In the dream scenario I'd replace (at least most of) a C# VSTO excel add-in with a clojureCLR powerred version. Sorry if the previous was an annoying question/not your question to answer. A more concrete question would be: is ClojureCLR currently likely to be solid enough for that usecase in production? I've scoured google groups, wiki, issues etc and can see that it's been used by people but also isn't the biggest project in the world so have never gone whole-hog and tried it.

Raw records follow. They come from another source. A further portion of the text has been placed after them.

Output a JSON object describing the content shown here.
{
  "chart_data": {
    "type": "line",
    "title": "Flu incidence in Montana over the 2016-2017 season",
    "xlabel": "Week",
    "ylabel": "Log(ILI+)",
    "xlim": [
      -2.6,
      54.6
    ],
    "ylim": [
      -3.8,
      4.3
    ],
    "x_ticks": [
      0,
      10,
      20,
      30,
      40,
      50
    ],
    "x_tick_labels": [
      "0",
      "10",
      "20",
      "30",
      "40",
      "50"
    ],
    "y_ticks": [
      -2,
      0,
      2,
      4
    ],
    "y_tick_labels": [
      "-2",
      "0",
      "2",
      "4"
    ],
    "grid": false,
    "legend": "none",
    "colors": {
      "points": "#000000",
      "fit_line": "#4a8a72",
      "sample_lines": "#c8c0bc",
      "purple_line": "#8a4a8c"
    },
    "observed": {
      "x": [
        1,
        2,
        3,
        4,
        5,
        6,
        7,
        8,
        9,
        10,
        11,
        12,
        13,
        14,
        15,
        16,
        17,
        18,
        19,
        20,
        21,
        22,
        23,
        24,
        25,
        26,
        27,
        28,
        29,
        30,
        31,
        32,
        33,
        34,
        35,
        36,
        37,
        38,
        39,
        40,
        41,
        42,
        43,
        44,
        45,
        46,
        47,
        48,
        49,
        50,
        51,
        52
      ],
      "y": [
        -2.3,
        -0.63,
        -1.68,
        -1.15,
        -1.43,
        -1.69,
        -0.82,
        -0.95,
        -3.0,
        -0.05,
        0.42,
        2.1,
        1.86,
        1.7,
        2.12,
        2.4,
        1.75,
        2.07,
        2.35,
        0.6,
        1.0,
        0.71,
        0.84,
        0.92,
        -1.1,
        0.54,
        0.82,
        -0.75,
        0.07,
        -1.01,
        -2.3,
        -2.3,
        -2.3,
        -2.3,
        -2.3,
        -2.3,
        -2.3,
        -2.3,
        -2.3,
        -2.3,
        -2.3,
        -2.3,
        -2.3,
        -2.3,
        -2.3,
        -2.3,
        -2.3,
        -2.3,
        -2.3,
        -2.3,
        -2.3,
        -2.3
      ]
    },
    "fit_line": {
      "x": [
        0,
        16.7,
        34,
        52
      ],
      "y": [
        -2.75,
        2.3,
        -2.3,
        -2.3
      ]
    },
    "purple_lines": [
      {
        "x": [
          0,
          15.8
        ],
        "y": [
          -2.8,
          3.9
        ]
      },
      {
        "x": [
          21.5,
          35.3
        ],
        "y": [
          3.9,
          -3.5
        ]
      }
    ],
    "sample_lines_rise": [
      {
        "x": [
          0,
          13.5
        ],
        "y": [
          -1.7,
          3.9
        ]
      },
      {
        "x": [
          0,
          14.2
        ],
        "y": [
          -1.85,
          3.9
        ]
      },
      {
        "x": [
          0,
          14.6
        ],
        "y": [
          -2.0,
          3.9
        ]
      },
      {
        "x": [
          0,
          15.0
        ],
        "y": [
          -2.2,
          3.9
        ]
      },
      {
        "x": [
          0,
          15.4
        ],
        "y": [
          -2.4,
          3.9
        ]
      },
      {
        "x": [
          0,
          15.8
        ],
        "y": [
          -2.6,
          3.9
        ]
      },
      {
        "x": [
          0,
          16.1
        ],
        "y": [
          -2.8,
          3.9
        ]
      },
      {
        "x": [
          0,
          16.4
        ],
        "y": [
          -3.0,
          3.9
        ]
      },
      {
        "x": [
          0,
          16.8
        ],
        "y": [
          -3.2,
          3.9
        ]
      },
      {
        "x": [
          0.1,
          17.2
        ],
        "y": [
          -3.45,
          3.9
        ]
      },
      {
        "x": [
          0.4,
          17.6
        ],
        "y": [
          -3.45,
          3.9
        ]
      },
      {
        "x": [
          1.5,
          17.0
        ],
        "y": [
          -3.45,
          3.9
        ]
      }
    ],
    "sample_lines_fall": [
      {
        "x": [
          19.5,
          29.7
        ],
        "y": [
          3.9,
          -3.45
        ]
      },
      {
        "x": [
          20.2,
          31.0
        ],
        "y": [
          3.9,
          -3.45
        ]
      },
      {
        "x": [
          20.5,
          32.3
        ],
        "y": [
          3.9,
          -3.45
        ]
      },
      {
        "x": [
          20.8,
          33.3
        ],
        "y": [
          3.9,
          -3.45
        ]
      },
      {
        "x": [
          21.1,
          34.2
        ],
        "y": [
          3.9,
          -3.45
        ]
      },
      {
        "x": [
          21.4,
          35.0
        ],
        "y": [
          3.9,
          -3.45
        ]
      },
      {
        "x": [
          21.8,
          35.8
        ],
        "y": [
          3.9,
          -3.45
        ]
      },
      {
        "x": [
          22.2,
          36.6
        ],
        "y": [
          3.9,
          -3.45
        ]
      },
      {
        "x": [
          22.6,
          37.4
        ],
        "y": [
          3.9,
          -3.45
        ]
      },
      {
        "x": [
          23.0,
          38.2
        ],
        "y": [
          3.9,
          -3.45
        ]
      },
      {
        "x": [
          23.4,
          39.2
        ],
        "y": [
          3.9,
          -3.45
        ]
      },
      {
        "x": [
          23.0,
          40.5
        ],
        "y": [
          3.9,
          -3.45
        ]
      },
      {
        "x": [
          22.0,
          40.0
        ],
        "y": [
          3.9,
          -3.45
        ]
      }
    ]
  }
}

It so happens we (Apex Data Solutions) are already working on ClojureCLR integration with Office as part of our commercial product, which is called Accelerate. The main goal is legacy VBA app modernization, but also alternative ways to bring LAMBDAs into Excel and leverage Office artifacts as microservices. We've already successfully integrated IronScheme into it, but are adding ClojureCLR for some things it can do on .NET that IronScheme presently cannot (like create CLR types and subtypes). if you're interested to know more about that let me know.

nasser commented 2 months ago

MAGIC is built on David's ClojureCLR runtime so i would not characterize it as a "cleaner" implementation. It was started because the Arcadia project needed to run on iOS devices and to do that we needed to remove a few specific dynamic runtime components that ClojureCLR depends on. We also explored some aggressive optimizations for Unity3D/game development specific workflows, specifically local mutation of struct values for linear algebra code.

I would not recommend using MAGIC as is. It was built for a specific use case which is different from what is described here, and it is not getting any updates for the foreseeable future because my own commercial work does not involve Clojure or Unity anymore, so I cannot justify allocating my solo time to it. Further, the commercial clients that supported its development for a period are no longer able to do so.

That said it is "done" in the sense that it passed the Clojure test suite and successfully ran non-trivial Clojure programs on iOS. I think its a good object of study or something to build on, but it needs work to bring it in line with the changes in Clojure and dotnet that have happened since its last commits. Happy to offer guidance to anyone interested.